Ah, but what constitutes a desirable apartment? Well, it’s subjective for sure, but the following are my requirements:
- The top floor (corner apartment if you can get it): If I’m going communal, I want to minimize the number of people with whom I share walls/floors. Reason being? Even with all the bitching, begging and bribing with sixers of PBR, one can’t convince the stupid, inconsiderate ilk of this world to change their ways.
- AC
- Hardwood floors: Sure, they are a pain in the ass to keep clean, but I’m always highly suspect of the apartment buildings that say they “deep clean” the carpets between tenants. Woolite carpet spray doesn’t count.
- More than 600 sq. ft.: I’ve had walk-in closets bigger than that.
- Front doors more substantial than those constructed of veneer, foam and paint.
- A building manager who doesn’t touch fondle his junk and get lost in a masturbatory reverie while discussing your move-in date.

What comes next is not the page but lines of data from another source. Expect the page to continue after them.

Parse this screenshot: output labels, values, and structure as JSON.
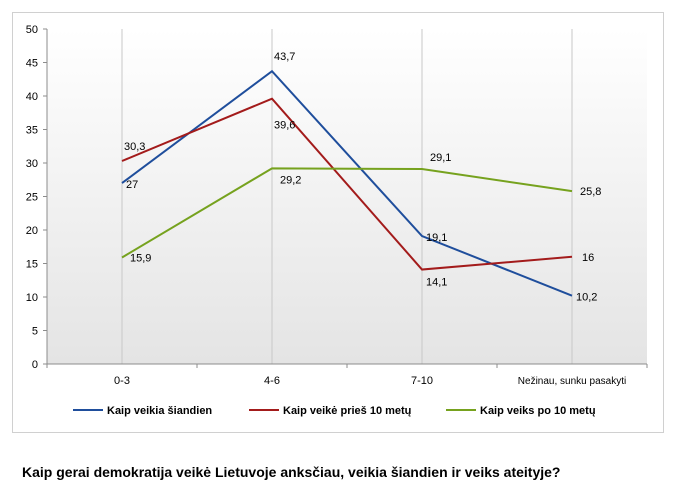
{
  "chart_data": {
    "type": "line",
    "categories": [
      "0-3",
      "4-6",
      "7-10",
      "Nežinau,  sunku pasakyti"
    ],
    "ylim": [
      0,
      50
    ],
    "yticks": [
      0,
      5,
      10,
      15,
      20,
      25,
      30,
      35,
      40,
      45,
      50
    ],
    "grid": "vertical lines at categories",
    "legend_position": "bottom",
    "series": [
      {
        "name": "Kaip veikia šiandien",
        "color": "#1f4e9c",
        "values": [
          27,
          43.7,
          19.1,
          10.2
        ],
        "labels": [
          "27",
          "43,7",
          "19,1",
          "10,2"
        ]
      },
      {
        "name": "Kaip veikė prieš 10 metų",
        "color": "#a31b1b",
        "values": [
          30.3,
          39.6,
          14.1,
          16
        ],
        "labels": [
          "30,3",
          "39,6",
          "14,1",
          "16"
        ]
      },
      {
        "name": "Kaip veiks po 10 metų",
        "color": "#76a21e",
        "values": [
          15.9,
          29.2,
          29.1,
          25.8
        ],
        "labels": [
          "15,9",
          "29,2",
          "29,1",
          "25,8"
        ]
      }
    ]
  },
  "caption": "Kaip gerai demokratija veikė Lietuvoje anksčiau, veikia šiandien ir veiks ateityje?"
}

- No pestilence of any kind, which includes, but is not limited to cockroaches, mice and meth dealers.
- Character and personality: Art, furniture and paint can only ameliorate the mundane. Trying to turn a suburbanesque boring box into something inspirational is like trying to turn Margaret Thatcher into Elizabeth Hurley. However, if you begin with a partial canvas, it takes only a bit of titivating to make it home.
So, those are my criteria, most of which I don’t think are too crazy. I’ve found a lovely one-bedroom in Hollywood for which I will be placing an application on Monday. And glory be, It is a top-floor corner apartment with actual space for my shit. Until we meet again, think happy apartment thoughts por moi.